胸の奥に刺さった小さな棘が、抜けずに疼いている…。少しずつ膿み始め、今ではどす黒く埋没している…。
思い出し続けてる過ぎ去った日々。二人で語った夢。ずっと一緒にいようと言った、彼女の言葉。この手に抱いたその温もり…。
ああ…なんてことをしたんだ!自分のバカさ加減に嫌気がさす。
神様、たった一つの奇跡でいい…どうか時を戻して欲しい…。
六畳一間の小さな部屋。彼女はこの部屋の中…
「なんか狭いね。でもね、この方が一緒にいるって感じるから、私はこの部屋好きよ。」
そう言って微笑んだんだ…。
陽は沈み、夜の帳が降りる。それとともに、空気も少しずつ冷えていった。手の中のカップのように…。

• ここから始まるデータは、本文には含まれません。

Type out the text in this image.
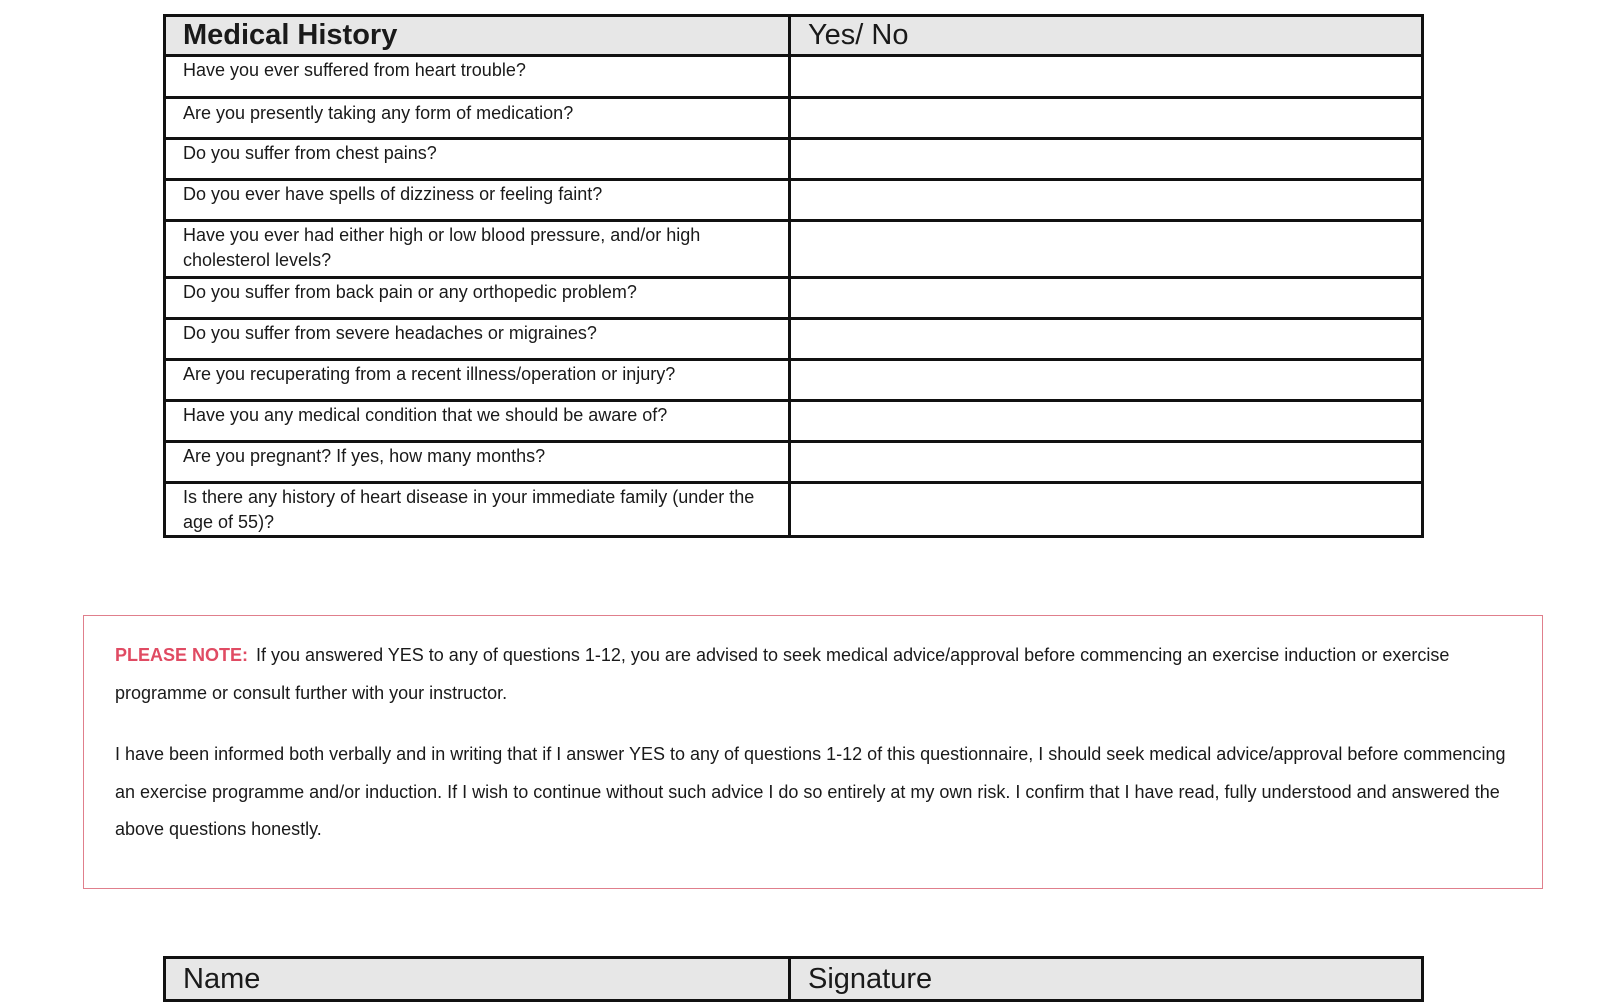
Medical History	Yes/ No
Have you ever suffered from heart trouble?	
Are you presently taking any form of medication?	
Do you suffer from chest pains?	
Do you ever have spells of dizziness or feeling faint?	
Have you ever had either high or low blood pressure, and/or high cholesterol levels?	
Do you suffer from back pain or any orthopedic problem?	
Do you suffer from severe headaches or migraines?	
Are you recuperating from a recent illness/operation or injury?	
Have you any medical condition that we should be aware of?	
Are you pregnant? If yes, how many months?	
Is there any history of heart disease in your immediate family (under the age of 55)?	

PLEASE NOTE: If you answered YES to any of questions 1-12, you are advised to seek medical advice/approval before commencing an exercise induction or exercise programme or consult further with your instructor.

I have been informed both verbally and in writing that if I answer YES to any of questions 1-12 of this questionnaire, I should seek medical advice/approval before commencing an exercise programme and/or induction. If I wish to continue without such advice I do so entirely at my own risk. I confirm that I have read, fully understood and answered the above questions honestly.

Name	Signature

全ての夢が、まるで醒めた幻のように、記憶の中に歪んで見える。
たった一言…そのたった一言が僕を壊した。
一体どうすればいいんだろう…?楽しかった日々は、もう遠い夢幻の遥か彼方…。
この手に握ってた希望は淡雪のように溶けて、指の間から零れ落ちて逝った。
一人がこれ程にも寂しいなんて…。知ってた筈だ。知っていた筈なのに…僕は路を見誤ってしまったんだ。
深い溜め息が洩れた。
窓の向こうには星が煌めいて、僕の心を掻き乱す。
あぁ、思い出させないでくれ…!
ふとした拍子に、掌からカップが落ちた。残り少ない琥珀色の液体が、彼女の選んだカーペットに染み込んでゆく…。
「あぁ…ああっ!」
気が狂いそうだった。
愛してたんだ…愛していたんだ!僕の魂(こころ)は彼女の声を欲しがってる。
―ねぇ、勇司っ!ちょっと来てよっ!ほら、あそこ。カシオペアが綺麗に見えてるよ!―
思い出させないでくれ!あぁっ!この呪縛から解き放ってほしいっ!
―ほらっ!月がまんまるだよ!すっごくキレイッ!ずぅっと二人で見れたらいいねぇ…。―
愛し過ぎたんだ…。ああっ!僕の躰は彼女の温もりを求めて止まない!
代わりなんていやしないんだっ!どうして…っ、どうしてなんだ!!
胸の中に渦巻く風は、僕の全てを切り裂いて、爆発してしまいそうだった。